Y agregó: “En 2022 lo que veremos es que el crecimiento se desacelerará e incluso podrá revertirse dado que no hay factores que sostengan un crecimiento del PBI potencial argentino”.
Por su parte, Diego Piccardo, economista de la Fundación Libertad y Progreso, señaló que “desde el gobierno no se están creando las condiciones para que la economía salga de los niveles de estancamiento previos”.
Además, el economista destacó que “las trabas y regulaciones que se le imponen al sector privado como el cepo, impuestos altos y control de precios, entre otros, desincentivan la inversión, sin la cual es imposible empezar a crecer”.
Los especialistas señalan que "a medida que nos acercamos los niveles de producción pre-pandemia, la actividad económica empieza, nuevamente, a estancarse. Estos niveles se convierten en un techo que la economía no puede superar".
"En 2020 la economía anotó caídas de hasta 25% interanual, en medio de los cierres de actividades y circulación. En consecuencia, en 2021 el ritmo de crecimiento fue de 2 dígitos, pero explicado por el rebote. Hoy la economía volvió a la normalidad y se observa cómo la actividad empieza a desacelerarse: en octubre y noviembre ya se retornó a variaciones anuales de un dígito y lo más probable es que la desaceleración continúe", añade el informe de Libertad y Progreso.
El propio Ministerio de Economía explica que durante 2021 “una política fiscal expansiva que impulsa el crecimiento económico”. "Pero muy lejos está el gasto público de ser un mecanismo real de crecimiento sustentable.
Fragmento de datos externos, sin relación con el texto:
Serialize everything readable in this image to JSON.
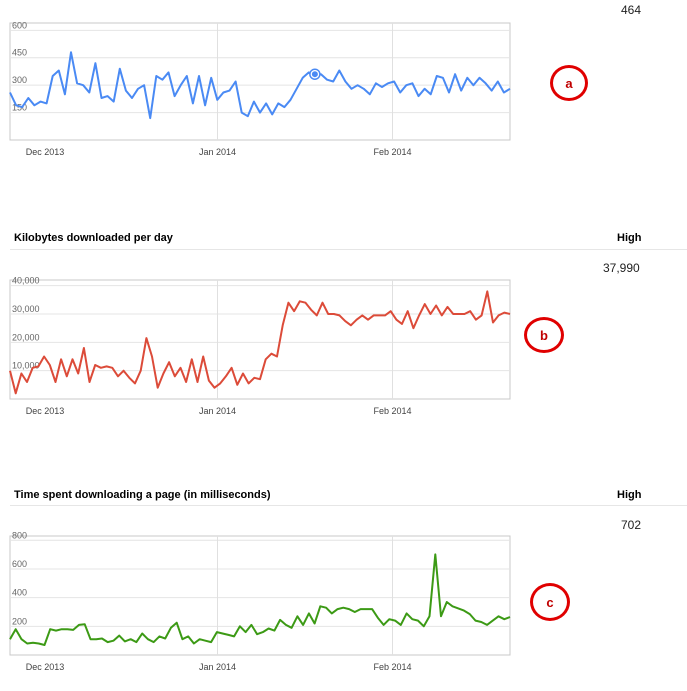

Para empezar a crecer de manera genuina es necesario dar seguridad y rentabilidad a la inversión, el trabajo y la producción. Para lograrlo hay dos reformas imprescindibles: bajar impuestos y eliminar regulaciones. Y atadas a estas debe realizarse una profunda reforma del gasto público, para tener un Estado eficiente, abocado a las tareas que demanda la sociedad, y que sea financiable", finaliza.
El impacto de la escasez de dólares
Según la consultora EcoGo, en términos interanuales la actividad evidencia un crecimiento del 7,4% y deja una expansión acumulada en el año del 9,8%. De mantenerse este nivel de actividad en el último mes del 2021, el crecimiento se confirma en torno a un 10%.
De acuerdo a las estimaciones de la consultora EcoGo, la suma de la sequía y de la baja de los precios internacionales esperados causarían “un descenso de las exportaciones de u$s6.700 millones a lo largo del año”.
En este contexto, EcoGo explicó que esta situación “afecta las expectativas de la economía por una doble vía: por un lado, reduce la oferta de divisas y determina la necesidad de reducir las importaciones (ya sea restringiendo cantidades o elevando su precio) y por otro reduce la actividad económica por las menores cantidades exportadas, transportadas y comercializadas”.
Según el análisis, la caída de la oferta de divisas, sosteniendo sin cambios la acumulación de reservas (la meta pautada por Guzmán para este año de un crecimiento de entre u$s3.000 y u$s4.000 millones) “implicaría que debería reducirse la demanda para importaciones en tal cuantía; así, los pagos de las compras externas deberían retroceder por encima del 10% en el año, sí sólo se afectaría ese ítem y no se consiguieran fuentes adicionales de divisas”.
“La contracara del menor volumen de la cosecha y de la mayor restricción sobre las importaciones será que no se va a poder sostener el nivel de actividad de diciembre (que es el que dejaría el arrastre de 2,5% para 2022)”, argumentó.
Eco Go aseguró que “el mayor impacto viene por la dificultad para financiar las importaciones en un contexto de escasez de dólares”.
De esta manera, proyectó que “con la nueva valorización de la cosecha, las importaciones deberían caer 12% respecto a 2021 y 17% respecto al nivel de diciembre”.